Stephanie Marrus, director of ITA's Entrepreneurship Center, talks during an entrepreneurship class in 2012
Stephanie Marrus, director of ITA's Entrepreneurship Center, leads class teaching UCSF researchers how to turn their ideas into a business venture. Photo by Susan Merrell

"In a very short period of time, they come a huge distance in understanding whether their research can become the basis for a commercial venture that will have traction in the marketplace," Marrus said of participants in the center's programs.
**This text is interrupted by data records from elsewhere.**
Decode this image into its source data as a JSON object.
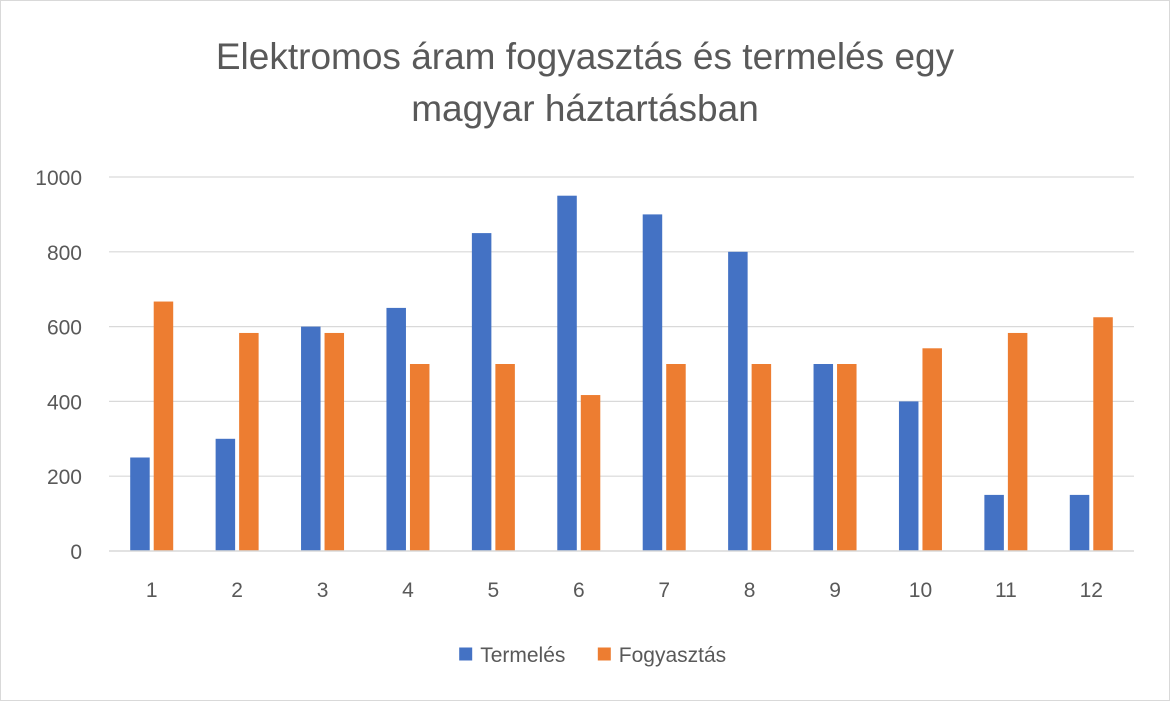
{
  "chart_data": {
    "type": "bar",
    "title_lines": [
      "Elektromos áram fogyasztás és termelés egy",
      "magyar háztartásban"
    ],
    "categories": [
      "1",
      "2",
      "3",
      "4",
      "5",
      "6",
      "7",
      "8",
      "9",
      "10",
      "11",
      "12"
    ],
    "series": [
      {
        "name": "Termelés",
        "color": "#4472c4",
        "values": [
          250,
          300,
          600,
          650,
          850,
          950,
          900,
          800,
          500,
          400,
          150,
          150
        ]
      },
      {
        "name": "Fogyasztás",
        "color": "#ed7d31",
        "values": [
          667,
          583,
          583,
          500,
          500,
          417,
          500,
          500,
          500,
          542,
          583,
          625
        ]
      }
    ],
    "ylim": [
      0,
      1000
    ],
    "yticks": [
      0,
      200,
      400,
      600,
      800,
      1000
    ],
    "xlabel": "",
    "ylabel": "",
    "grid": true,
    "legend_position": "bottom"
  }
}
Such successes out of UCSF include Neurona Therapeutics, a pre-clinical stage biotechnology company focused on regenerative cell-based therapeutics to treat intractable neurological disease. Four neuroscientists from UCSF founded the company, which received $23.5 million in Series A funding late last year.

Through the startup and entrepreneurial ecosystem at UCSF, a researcher could take their basic research, get help in validating their idea and creating a business plan around that research, receive access to industry mentors to solidify their business model, refine their product in an accelerator or incubator, and gain access to investors or industry partners willing to fund their business.

Expanding the Ecosystem

But in order for UCSF and other UC campuses to create more spinouts, more financial resources are needed.

There are currently 16 UC-run business incubators across the UC campuses. In addition to those, there are several dozen more entrepreneur and startup groups across the 10 UC campuses, and they receive little state funding, Kelly said. The systems that do exist are taxed in their resources.

The state legislation would be an investment in UC startups that could then feed more economic benefits back to the state, which would in turn benefit the universities, too, Kelly said.

"I think we are punching way below our weight in terms of economic impact," Kelly said of innovation and entrepreneurship opportunities across the UC system. "This investment would allow all of the campuses to spin out even more companies and expand our financial contribution to California's economy."